For the last few years, The Millions has done this year-end survey. Kindly, they ask only that the books be those consumed in the previous 12 months, not necessarily published in that window. Which is how, in 2008, I got to rave about Dracula (have you read it lately? It’s totally amazing).

This year I’ve also weighed in, with two favorites. The crew of contributors has become increasingly formidable  — this year, Hari Kunzru kicked things off — and I look forward to seeing their final boldfaced names.

Speaking of Hari Kunzru — man, I’ve really got to read My Revolutions. Maybe next year.

When Dominick Dunne died in August of this year, he was in the last stages of editing his novel Too Much Money, out this week.

What’s interesting about the book isn’t its prose, which is execrable, or its story, which is ripped-from-the-headlines-of-rich-people-you-don’t-care-about. It’s that Dunne, who was two months shy of his 84th birthday, comes out of the closet in it.

Sort of. More precisely, he pushes his alter-ego Gus Bailey out, in this admission.

“Probably true, whatever you’ve heard,” Gus added as casually as he could.

“Heard?” Peter inquired.

“Oh you know, that I’m deep within the closet. . . . Well, maybe I am . . . in the closet. So what. . . . I feel quite relieved having said it. I’m beyond 80, you know. Mustn’t have any more secrets. Can’t die with a secret, you know.”

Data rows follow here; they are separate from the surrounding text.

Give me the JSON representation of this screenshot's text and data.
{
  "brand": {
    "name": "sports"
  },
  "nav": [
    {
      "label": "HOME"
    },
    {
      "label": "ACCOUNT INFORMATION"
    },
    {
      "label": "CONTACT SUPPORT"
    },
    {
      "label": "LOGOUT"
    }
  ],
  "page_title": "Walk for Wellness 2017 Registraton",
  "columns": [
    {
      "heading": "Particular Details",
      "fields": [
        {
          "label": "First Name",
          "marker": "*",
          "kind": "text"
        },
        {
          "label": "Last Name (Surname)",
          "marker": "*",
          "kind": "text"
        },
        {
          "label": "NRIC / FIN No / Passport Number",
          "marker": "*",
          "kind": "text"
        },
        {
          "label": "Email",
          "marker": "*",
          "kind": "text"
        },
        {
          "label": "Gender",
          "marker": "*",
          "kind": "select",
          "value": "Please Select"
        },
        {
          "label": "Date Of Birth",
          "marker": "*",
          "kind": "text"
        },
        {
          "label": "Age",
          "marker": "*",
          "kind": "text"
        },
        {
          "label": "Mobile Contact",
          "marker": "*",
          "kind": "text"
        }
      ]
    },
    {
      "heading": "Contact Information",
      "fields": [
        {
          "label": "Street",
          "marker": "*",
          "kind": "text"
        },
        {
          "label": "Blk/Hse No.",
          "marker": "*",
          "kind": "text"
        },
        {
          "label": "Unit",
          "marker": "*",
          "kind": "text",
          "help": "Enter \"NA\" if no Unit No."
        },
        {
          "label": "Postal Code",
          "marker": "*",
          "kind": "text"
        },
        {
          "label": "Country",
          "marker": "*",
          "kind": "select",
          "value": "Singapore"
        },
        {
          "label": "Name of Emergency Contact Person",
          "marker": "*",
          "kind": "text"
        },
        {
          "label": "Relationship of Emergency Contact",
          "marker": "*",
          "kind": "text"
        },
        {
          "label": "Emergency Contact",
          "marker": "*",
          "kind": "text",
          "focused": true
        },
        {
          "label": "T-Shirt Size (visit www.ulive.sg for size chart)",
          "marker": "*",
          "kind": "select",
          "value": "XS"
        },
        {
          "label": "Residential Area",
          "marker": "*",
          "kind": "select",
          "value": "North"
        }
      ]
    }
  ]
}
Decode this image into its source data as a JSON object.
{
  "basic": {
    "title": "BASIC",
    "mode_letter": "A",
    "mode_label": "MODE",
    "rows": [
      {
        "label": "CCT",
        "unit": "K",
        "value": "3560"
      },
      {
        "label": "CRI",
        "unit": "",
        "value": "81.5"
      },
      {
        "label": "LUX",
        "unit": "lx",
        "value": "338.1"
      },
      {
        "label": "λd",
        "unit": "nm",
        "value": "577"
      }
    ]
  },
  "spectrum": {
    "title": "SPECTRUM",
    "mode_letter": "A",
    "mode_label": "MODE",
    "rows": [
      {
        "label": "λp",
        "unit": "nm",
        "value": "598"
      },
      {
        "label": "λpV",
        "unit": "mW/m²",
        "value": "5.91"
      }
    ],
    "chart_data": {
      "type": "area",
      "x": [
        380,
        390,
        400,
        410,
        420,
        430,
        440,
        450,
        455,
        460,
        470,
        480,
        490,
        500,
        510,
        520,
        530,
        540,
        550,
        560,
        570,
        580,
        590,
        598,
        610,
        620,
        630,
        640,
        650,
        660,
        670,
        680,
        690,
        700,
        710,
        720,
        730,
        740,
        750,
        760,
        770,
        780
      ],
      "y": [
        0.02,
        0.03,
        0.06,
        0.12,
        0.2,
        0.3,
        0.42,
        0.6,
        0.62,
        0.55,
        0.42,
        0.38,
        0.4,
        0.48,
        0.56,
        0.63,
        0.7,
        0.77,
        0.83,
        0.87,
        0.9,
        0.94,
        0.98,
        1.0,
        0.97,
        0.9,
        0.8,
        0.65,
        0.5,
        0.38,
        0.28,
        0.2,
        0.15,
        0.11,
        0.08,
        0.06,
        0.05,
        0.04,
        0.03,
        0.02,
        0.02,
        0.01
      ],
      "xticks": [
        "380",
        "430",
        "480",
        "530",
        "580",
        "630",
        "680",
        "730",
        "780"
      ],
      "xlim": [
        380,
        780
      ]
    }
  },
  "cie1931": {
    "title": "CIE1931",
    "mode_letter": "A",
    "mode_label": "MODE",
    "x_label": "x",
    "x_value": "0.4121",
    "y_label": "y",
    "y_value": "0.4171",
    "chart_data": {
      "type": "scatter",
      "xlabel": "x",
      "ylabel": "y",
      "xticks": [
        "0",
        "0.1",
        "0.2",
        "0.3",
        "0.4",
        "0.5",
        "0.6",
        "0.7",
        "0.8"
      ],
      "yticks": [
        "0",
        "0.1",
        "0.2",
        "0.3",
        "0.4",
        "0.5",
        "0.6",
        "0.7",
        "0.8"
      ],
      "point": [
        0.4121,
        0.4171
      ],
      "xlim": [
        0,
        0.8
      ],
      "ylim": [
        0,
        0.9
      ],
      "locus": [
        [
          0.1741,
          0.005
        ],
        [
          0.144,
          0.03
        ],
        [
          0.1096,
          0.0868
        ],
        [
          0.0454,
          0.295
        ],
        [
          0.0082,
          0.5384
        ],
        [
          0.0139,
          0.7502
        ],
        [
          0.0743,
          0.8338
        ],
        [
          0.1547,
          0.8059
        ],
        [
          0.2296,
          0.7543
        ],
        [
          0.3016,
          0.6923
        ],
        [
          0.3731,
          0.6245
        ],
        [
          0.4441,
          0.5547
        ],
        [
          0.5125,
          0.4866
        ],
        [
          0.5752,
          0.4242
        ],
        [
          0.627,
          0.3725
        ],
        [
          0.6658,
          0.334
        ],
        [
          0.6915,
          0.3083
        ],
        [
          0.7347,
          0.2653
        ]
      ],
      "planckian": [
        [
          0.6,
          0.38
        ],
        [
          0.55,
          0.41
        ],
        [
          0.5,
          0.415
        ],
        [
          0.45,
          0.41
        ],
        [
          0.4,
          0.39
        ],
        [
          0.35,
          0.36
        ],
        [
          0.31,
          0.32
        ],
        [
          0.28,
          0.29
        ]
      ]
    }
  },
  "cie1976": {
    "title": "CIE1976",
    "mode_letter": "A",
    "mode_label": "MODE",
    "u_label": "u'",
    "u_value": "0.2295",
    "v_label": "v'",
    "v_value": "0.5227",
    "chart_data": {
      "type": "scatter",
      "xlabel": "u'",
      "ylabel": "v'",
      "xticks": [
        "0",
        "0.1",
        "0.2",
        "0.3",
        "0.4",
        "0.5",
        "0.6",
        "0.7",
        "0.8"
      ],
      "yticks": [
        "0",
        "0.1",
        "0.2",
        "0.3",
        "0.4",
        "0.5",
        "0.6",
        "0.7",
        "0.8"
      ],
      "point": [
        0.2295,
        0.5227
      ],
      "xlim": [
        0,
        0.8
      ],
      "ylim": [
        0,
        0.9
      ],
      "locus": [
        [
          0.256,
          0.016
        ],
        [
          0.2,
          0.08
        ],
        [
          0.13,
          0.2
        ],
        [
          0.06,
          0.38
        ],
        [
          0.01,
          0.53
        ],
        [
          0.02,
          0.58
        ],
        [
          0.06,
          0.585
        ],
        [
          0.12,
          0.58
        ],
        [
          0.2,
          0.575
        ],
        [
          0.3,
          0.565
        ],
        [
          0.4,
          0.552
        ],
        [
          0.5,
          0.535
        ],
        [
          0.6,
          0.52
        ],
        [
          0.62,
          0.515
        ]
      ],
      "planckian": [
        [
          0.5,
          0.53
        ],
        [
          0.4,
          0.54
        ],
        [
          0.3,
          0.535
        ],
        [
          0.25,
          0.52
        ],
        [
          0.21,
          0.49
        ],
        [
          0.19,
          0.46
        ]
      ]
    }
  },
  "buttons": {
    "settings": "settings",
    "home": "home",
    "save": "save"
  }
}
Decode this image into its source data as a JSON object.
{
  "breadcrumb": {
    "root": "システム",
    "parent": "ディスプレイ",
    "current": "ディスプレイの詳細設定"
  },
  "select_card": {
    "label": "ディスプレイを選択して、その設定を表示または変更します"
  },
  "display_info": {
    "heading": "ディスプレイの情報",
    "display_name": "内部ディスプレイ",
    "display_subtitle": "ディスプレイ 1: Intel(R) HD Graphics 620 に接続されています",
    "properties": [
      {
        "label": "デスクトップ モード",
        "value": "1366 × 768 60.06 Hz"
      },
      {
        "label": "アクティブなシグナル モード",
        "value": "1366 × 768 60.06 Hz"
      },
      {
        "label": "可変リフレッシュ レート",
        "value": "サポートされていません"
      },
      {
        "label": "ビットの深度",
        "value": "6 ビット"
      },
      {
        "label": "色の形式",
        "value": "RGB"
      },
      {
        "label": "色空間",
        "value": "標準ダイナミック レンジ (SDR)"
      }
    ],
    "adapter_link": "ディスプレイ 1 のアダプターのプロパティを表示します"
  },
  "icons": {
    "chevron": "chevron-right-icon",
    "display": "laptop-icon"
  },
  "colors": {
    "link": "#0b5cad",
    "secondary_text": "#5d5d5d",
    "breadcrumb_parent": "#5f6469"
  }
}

Dunne, who was long rumored to be gay, told the Times of London he was a “closeted bisexual celibate” in February. In the book, Gus, too, says he’s celibate. What’s sad is that a man who trafficked in gossip and rumor still felt that being gay was something to be hidden, a secret he should keep up until his 80s. Or maybe it’s not sad — maybe he finally felt like it was OK to come out (or have Gus come out).

I attended a big chunk of the first Phil Spector trial, and Dunne was there every day. I didn’t talk to him much — he was always surrounded by court groupies — although he was friendly, more friendly than a few of the web correspondents who shared the back row with me, where those of us with laptops were allowed. Near the end of the trial, the jurors were taken to Spector’s house in Alhambra for a walkthrough; only one member of the media was allowed, and we all decided on Linda Deutsch, the 40-year veteran of the AP. The photo above was taken by Steven Mikulan, then of the LA Weekly, as we all sat around waiting for the tour to finish. It was the most I talked to Dunne. We didn’t talk about sexuality — we talked about Connecticut.

I really liked him, but man, his book Too Much Money is awful. But maybe it’s good that he got something off his Gus’s chest. My review is in today’s LA Times.

It’s been a long time since I read the NY Times book review. Chalk it up to business and professional disinterest — I never have enough time to read everything I’m supposed to, and most of what I read feeds what I might write about for Jacket Copy at the LA Times. But I can’t spend my Jacket Copy days writing about the NY Times, so I’ve been giving it a pass. Until today.

I’m so glad I did. Because Tom Bissell’s review of Season of Ash by Jorge Volpi is not to be missed. After explaining, “What it is not: surprising, involving or at all interesting. What it lacks: any occasions of arresting language or appreciable drama,” and elaborating on its other faults, Bissell writes, “That more or less ends the laudatory portion of this review.”

The negativity seems, from the review, well-deserved — but it’s the deadpan delivery that kills me.

But hey, aside from a big, promising yet not-great work in translation, I have to wonder: where’d the fiction go?